= Major League Baseball logo =

The Major League Baseball logo

The Major League Baseball logo was designed by Jerry Dior in 1968 and was included on all on-field uniforms of Major League Baseball (MLB) employees beginning in the 1969 season.

==Creation==
The logo was created in a single afternoon. Contrary to popular belief, the silhouette was not modeled on Hall of Famer Harmon Killebrew, or any specific player but was drawn with reference to photographs of several players. The silhouette was chosen specifically because of its ambiguity: the batter could be right- or left-handed and of any ethnic background.

The MLB "Batter" logo was commissioned by the Major League Baseball Centennial Committee, and was introduced by the new Baseball Commissioner, Bowie Kuhn, to be used in preparations for, and celebration of, the 1869–1969 Professional Baseball Centennial Celebration held July 21, 1969, in Washington, DC.

The first MLB "Batter" logo official colors were royal blue, white and red from left to right. In 2019, dark blue replaced royal blue as one of the colors along with white and red as the current logo. The logo also appears on the annual All-Star Game with the host city and year along with the World Series.

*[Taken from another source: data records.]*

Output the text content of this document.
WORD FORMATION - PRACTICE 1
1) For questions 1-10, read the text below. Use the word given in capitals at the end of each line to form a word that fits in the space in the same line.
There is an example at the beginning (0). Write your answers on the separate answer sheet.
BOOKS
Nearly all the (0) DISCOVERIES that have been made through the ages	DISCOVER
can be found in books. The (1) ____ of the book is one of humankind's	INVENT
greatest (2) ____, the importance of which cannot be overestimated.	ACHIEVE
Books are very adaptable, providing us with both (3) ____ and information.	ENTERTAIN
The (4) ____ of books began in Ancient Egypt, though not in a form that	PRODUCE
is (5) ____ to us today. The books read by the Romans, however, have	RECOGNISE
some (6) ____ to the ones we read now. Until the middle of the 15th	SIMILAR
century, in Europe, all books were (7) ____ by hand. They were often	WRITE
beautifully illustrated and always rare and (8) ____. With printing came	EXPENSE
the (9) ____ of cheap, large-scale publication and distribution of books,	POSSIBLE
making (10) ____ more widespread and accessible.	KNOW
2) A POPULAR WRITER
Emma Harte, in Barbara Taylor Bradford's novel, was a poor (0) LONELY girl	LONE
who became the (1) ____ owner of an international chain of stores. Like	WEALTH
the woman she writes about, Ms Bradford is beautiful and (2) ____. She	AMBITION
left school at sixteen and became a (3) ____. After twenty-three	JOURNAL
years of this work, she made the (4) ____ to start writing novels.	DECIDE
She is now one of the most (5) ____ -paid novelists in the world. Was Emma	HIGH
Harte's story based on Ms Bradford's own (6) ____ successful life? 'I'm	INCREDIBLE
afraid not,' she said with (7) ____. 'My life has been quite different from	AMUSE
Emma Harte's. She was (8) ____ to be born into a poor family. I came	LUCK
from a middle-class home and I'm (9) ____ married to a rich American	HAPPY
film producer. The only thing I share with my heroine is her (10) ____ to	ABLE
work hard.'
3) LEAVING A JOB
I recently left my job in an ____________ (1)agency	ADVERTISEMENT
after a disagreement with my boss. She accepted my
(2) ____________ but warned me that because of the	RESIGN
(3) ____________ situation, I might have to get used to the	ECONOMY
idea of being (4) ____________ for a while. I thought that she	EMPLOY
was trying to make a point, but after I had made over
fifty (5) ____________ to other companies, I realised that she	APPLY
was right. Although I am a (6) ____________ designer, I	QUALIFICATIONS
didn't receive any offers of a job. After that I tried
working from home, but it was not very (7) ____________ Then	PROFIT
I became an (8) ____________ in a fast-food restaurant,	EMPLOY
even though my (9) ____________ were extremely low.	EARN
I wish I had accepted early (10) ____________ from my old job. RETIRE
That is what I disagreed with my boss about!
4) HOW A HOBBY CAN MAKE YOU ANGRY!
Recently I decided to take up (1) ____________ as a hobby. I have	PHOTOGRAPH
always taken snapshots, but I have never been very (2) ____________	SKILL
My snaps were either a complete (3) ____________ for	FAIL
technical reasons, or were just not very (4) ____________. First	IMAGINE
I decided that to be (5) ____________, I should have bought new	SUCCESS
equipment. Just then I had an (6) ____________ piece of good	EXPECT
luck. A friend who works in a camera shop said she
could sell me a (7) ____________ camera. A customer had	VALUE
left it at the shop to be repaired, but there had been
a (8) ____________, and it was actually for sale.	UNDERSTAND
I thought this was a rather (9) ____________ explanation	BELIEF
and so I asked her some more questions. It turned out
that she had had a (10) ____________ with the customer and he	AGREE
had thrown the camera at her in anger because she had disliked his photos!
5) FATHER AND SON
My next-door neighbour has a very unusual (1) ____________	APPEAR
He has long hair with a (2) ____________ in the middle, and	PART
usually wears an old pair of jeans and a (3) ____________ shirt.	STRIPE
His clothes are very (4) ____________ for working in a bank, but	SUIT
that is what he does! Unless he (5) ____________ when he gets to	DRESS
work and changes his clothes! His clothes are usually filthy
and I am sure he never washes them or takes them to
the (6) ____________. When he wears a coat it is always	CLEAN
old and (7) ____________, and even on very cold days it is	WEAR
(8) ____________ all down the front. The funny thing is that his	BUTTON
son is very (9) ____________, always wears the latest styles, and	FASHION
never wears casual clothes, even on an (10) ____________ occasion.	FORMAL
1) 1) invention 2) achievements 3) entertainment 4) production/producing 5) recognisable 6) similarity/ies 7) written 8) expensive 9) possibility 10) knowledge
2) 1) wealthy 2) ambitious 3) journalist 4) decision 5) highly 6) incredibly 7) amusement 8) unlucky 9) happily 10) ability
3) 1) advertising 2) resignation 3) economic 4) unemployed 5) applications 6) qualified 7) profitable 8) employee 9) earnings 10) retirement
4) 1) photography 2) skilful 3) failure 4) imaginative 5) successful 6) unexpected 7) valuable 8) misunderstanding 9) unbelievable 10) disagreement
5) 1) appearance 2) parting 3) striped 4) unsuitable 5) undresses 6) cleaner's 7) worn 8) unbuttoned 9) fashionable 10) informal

For many years, the authorship of the logo was a matter of some dispute as two graphic designers laid claim to creating the piece: Jerry Dior (working for the marketing firm of Sandgren & Murtha) and James Sherman, a comic book illustrator. In November 2008, ESPN writer Paul Lukas managed to clear the matter up and Dior's authorship is no longer in doubt. Upon being informed that the logo had been used by the MLB starting in 1968, Sherman declared:

That's not my logo, and I was totally unaware that it existed... The logo I created was very similar, but I designed it in the early 1980s. All I can say is that I was so sports-unaware that I didn't know about the earlier logo. I feel like a total idiot now that I didn't know about it. I'm flabbergasted.

==Popularity and influence==
The logo has not been changed in the years since its adoption, except for small variations in the shades of blue and red, and that individual teams sometimes alter the coloring to match their uniform colors. Since its adoption, the basic model of an athlete (or equipment used for the sport) in silhouette flanked by red and blue color blocks has also been incorporated in the logos of the National Basketball Association (with Jerry West as its player model), Minor League Baseball, Women's National Basketball Association, Arena Football League, U.S. Figure Skating, Hockey Canada, American Hockey League, National Women's Soccer League, PGA Tour, National Lacrosse League, Indy Racing League, and Major League Gaming. It has also been parodied in Major League Eating.

Alan Siegel, who oversaw Dior's logo, deliberately based his NBA logo design on MLB's in 1969 because NBA Commissioner J. Walter Kennedy wanted a family relationship between the sports seen as being All-American.